Incredible Colorized Footage of the Empire State Building’s Construction


A historic film restoration editor has compiled, repaired, and colorized 22-minutes of nearly century-old footage that shows the construction of the Empire State Building.

Rick88888888 also known as RickFilmRestoration is a Leidschendam, Netherlands-based editor who has been restoring film for more than 15 years. He fills his channel with historic film footage that is primarily from before World War II. Much of this footage was digitized with older scanning technology that has resulted in poor quality footage, but Rick says modern software is able to return much of what was lost in that transition and add more.

He uses motion stabilization, speed correction, noise reduction, and dust removal methods combined with other editing techniques. Rick also uses artificial intelligence software to colorize and upscale footage to allow these older films to be appreciated by modern audiences.

The Empire State Building Film

Rick says his Empire State Building construction film, which was recently spotted by LaughingSquid, is a compilation of restored, enhanced, and colorized film footage that shows the construction of the building that took place nearly a century ago. It shows how the base of the building is laid, how all parts are produced in nearby steelworks, and how steel parts are riveted together. The film also showcases the dangers of working at such high construction altitudes, especially at the time, as well as the completion of the structure.

“What many people probably do not know is that the Empire State Building was built on the spot where the famous first version of the Waldorf-Astoria hotel used to be at 5th Avenue (opened in 1897). In 1931 the hotel re-opened in a new location at Park Avenue,” Rick says. “The Empire State Building started with the destruction of the hotel on January 22, 1930, after which the actual construction started on March 7, 1930. It was completed at record speed after only 13.5 months on April 11, 1931 and officially opened on May 1, 1931.”
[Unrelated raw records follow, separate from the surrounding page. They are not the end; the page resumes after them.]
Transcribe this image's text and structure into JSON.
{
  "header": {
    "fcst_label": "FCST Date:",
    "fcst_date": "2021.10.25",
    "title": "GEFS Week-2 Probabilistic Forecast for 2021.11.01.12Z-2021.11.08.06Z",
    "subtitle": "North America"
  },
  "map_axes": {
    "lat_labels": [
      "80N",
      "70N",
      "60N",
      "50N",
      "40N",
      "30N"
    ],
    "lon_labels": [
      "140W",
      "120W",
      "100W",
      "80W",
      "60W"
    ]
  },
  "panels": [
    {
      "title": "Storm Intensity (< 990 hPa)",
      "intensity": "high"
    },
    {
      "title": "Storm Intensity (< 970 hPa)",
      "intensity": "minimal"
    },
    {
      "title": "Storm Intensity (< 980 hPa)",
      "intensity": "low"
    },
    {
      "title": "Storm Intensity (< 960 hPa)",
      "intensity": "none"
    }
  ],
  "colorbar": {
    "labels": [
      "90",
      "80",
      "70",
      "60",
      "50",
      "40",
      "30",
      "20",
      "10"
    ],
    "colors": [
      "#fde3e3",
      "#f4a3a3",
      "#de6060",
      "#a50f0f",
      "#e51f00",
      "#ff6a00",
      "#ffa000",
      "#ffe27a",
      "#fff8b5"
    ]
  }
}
Rick notes that the building was designed in the art-deco style and was 381 meters high (1,250 feet) and has 102 floors.

“Achieving such a height was only possible because of the use of a steel framework,” Rick says. “As an important symbol of New York City, the building has been named as one of the Seven Wonders of the Modern World by the American Society of Civil Engineers.”

Rick cites the source of his footage as Archive.org. While the clips here are not in themselves rare as they are publicly available, the way they appear after his corrections is at the very least unusual and unique.

Some Historians Disapprove of Colorization

Colorization is seen as a way to make historic footage interesting to modern audiences and makes it easier for them to appreciate. Some historians, however, don’t see this as an advantage.

In October of 2020, several prominent historians vocally spoke out against colorization and argued that the addition of color, movement, or frames takes away from the original intent of the capture. Removing dust, scratches, and imperfections while adding assumed color, they said, obscures the past instead of highlighting it.

“The problem with colorisation is it leads people to just think about photographs as a kind of uncomplicated window onto the past, and that’s not what photographs are,” McKernan Emily Mark-Fitzgerald, the Associate Professor at University College Dublin’s School of Art History and Cultural Policy, said.

“It is a nonsense,” Luke McKernan, the lead curator of news and moving images at the British Library, said. “Colorisation does not bring us closer to the past; it increases the gap between now and then. It does not enable immediacy; it creates difference.”